The third condition is the integral: \(\int_{-1}^0 (x-1)f(x)dx = \frac{37}{6}\) Let's evaluate this integral and express it in terms of K, L, and M: \(\int_{-1}^0 (x-1)\left(\frac{Kx^2+L}{x-1}+Mx\right)dx = \int_{-1}^0 (Kx^2+L+Mx^2(x-1))dx = \frac{37}{6}\) Now, integrate the function with respect to x: \(\int (Kx^3+Lx+Mx^3(x-1))dx = \frac{1}{4}Kx^4+\frac{1}{2}Lx^2+\frac{1}{4}Mx^4-\frac{1}{4}Mx^3 \Big |_{-1}^0 = \frac{37}{6}\) Evaluate the integral at the limits: \([(\frac{1}{4}K(0)^4+\frac{1}{2}L(0)^2+\frac{1}{4}M(0)^4-\frac{1}{4}M(0)^3) - (\frac{1}{4}K(-1)^4+\frac{1}{2}L(-1)^2+\frac{1}{4}M(-1)^4-\frac{1}{4}M(-1)^3)] = \frac{37}{6} \Rightarrow \frac{1}{4}K+\frac{1}{2}L+\frac{1}{4}M-\frac{1}{4}M=\frac{37}{6}\) So, we get the third equation from the integral condition: c) \(\frac{1}{4}K+\frac{1}{2}L= \frac{37}{6}\) Now, we have a system of three equations in terms of K, L, and M: a) \(4K+L+2M=23\) b) \(-L+M=4\) c) \(\frac{1}{4}K+\frac{1}{2}L= \frac{37}{6}\)
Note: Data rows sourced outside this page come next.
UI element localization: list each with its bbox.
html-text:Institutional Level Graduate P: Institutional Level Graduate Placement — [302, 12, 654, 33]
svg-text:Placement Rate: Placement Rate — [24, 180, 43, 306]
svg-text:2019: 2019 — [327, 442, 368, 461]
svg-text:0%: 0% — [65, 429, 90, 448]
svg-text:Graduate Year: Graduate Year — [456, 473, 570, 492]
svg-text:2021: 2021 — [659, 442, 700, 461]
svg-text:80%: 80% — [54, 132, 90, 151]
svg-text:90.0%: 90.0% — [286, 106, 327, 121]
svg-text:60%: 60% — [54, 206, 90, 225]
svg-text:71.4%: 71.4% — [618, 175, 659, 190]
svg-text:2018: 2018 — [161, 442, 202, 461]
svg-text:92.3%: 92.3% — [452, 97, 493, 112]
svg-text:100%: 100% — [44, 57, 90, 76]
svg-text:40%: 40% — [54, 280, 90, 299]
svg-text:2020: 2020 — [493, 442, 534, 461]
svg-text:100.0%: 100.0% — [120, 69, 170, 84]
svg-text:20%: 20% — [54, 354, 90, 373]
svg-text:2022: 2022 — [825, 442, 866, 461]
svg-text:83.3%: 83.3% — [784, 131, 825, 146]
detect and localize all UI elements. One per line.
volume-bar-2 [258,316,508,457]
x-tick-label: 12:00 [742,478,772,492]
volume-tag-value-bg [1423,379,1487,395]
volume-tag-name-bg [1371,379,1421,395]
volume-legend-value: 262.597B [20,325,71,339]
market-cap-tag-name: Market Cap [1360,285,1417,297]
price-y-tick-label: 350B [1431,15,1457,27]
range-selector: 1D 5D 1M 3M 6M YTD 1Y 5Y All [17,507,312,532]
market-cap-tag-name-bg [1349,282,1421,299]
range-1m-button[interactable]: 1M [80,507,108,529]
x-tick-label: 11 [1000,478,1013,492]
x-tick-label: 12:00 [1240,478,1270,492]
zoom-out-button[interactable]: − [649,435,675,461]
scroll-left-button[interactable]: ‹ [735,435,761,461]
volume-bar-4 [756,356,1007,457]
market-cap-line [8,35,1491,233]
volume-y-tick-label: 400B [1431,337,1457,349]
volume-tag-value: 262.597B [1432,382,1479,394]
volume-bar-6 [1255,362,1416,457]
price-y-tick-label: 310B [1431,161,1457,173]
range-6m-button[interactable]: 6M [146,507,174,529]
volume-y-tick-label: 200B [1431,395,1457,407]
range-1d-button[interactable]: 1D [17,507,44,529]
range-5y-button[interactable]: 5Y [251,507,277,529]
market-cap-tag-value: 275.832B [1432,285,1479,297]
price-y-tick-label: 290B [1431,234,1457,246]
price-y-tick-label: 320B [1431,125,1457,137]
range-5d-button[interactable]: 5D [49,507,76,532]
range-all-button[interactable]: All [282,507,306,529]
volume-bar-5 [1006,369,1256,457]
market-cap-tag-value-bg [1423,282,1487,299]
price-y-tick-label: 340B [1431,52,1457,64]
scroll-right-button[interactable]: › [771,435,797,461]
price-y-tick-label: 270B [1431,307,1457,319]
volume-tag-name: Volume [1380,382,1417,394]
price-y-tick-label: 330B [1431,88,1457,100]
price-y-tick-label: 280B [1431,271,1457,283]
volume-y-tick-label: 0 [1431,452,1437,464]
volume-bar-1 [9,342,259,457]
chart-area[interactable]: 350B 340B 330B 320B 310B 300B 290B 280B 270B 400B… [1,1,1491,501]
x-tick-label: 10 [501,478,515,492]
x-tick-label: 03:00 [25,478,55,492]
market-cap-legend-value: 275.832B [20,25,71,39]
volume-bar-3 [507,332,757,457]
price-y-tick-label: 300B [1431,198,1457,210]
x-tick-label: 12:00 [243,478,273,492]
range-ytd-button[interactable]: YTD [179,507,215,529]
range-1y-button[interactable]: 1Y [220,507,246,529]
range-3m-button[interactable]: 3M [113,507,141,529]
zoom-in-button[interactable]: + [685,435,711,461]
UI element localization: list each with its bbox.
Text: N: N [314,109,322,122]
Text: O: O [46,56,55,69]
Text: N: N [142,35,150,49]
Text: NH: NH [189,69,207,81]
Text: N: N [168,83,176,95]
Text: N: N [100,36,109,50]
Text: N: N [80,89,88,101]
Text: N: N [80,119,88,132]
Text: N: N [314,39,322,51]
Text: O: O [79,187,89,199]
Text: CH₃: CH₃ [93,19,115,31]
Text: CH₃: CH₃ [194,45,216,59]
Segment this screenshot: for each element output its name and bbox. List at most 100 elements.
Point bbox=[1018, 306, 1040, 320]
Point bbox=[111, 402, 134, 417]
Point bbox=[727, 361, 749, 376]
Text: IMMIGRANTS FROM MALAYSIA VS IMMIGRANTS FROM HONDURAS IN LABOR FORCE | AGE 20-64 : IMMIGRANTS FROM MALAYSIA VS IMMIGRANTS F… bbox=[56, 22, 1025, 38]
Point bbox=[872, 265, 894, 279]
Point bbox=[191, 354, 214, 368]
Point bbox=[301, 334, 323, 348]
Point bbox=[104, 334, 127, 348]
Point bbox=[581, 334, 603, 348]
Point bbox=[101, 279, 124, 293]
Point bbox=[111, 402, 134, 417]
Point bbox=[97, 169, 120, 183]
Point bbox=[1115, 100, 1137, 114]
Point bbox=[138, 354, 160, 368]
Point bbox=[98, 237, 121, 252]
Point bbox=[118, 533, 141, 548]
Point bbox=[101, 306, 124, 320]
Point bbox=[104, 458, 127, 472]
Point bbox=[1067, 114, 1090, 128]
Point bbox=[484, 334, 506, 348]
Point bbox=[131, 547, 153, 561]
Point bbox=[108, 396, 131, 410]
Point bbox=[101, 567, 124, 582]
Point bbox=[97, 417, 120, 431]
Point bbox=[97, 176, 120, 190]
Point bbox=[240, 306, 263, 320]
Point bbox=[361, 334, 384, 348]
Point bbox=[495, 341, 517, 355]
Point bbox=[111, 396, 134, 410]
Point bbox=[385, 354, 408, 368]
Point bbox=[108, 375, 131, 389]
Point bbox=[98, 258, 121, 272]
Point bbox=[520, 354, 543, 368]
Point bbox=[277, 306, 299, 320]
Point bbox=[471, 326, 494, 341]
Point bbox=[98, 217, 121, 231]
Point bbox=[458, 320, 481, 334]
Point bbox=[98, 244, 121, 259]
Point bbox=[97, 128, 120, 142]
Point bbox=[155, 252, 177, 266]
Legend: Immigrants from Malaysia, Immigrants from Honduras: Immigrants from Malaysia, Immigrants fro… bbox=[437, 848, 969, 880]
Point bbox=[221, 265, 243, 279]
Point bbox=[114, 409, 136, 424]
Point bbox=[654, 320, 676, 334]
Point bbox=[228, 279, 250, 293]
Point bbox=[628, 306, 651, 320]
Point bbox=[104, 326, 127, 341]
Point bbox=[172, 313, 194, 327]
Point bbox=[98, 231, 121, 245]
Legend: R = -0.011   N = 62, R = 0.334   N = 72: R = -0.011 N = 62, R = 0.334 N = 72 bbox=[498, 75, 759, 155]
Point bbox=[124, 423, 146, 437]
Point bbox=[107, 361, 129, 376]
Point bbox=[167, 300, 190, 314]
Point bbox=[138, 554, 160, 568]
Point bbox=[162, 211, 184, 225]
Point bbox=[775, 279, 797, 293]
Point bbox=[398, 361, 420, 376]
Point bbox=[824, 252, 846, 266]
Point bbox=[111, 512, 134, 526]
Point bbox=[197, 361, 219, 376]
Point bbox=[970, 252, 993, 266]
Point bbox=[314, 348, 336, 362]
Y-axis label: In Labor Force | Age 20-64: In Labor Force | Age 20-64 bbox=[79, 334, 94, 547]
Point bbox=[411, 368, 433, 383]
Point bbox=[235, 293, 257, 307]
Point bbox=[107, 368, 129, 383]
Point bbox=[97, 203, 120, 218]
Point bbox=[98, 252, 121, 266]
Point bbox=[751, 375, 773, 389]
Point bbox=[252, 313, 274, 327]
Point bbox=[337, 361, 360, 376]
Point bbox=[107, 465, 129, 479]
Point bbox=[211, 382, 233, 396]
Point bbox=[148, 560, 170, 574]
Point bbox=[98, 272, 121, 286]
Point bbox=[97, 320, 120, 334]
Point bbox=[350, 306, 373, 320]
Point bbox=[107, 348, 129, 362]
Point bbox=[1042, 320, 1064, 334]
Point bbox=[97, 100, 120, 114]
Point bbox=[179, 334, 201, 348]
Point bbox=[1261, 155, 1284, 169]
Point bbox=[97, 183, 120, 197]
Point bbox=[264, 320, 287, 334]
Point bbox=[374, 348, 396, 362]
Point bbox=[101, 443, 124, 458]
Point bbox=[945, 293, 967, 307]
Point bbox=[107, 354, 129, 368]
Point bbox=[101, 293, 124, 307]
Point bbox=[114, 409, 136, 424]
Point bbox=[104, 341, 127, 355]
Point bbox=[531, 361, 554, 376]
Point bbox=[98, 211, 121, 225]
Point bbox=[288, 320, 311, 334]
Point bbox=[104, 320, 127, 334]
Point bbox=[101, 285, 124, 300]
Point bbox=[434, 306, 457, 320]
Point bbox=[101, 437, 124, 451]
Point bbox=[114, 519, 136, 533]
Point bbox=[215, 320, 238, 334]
Solve the system of equations for K, L, and M

Now, we'll solve this system of equations to find the values of K, L, and M: a) \(4K+L+2M=23\) b) \(-L+M=4 \Rightarrow M=L+4\) c) \(\frac{1}{4}K+\frac{1}{2}L= \frac{37}{6}\) Substituting b) into a): \(4K+L+2(L+4)=23 \Rightarrow 4K+3L=15\) Solve for L: \(L=\frac{15-4K}{3}\) Substituting this into c) and solving for K: \(\frac{1}{4}K+\frac{1}{2}\left(\frac{15-4K}{3}\right)=\frac{37}{6} \Rightarrow K=1\) Now, we can find the value of L: \(L=\frac{15-4(1)}{3}=\frac{11}{3}\) And finally, find the value of M: \(M=L+4=\frac{11}{3}+4=\frac{23}{3}\) So, the values for K, L, and M are K=1, L=\(\frac{11}{3}\), and M=\(\frac{23}{3}\).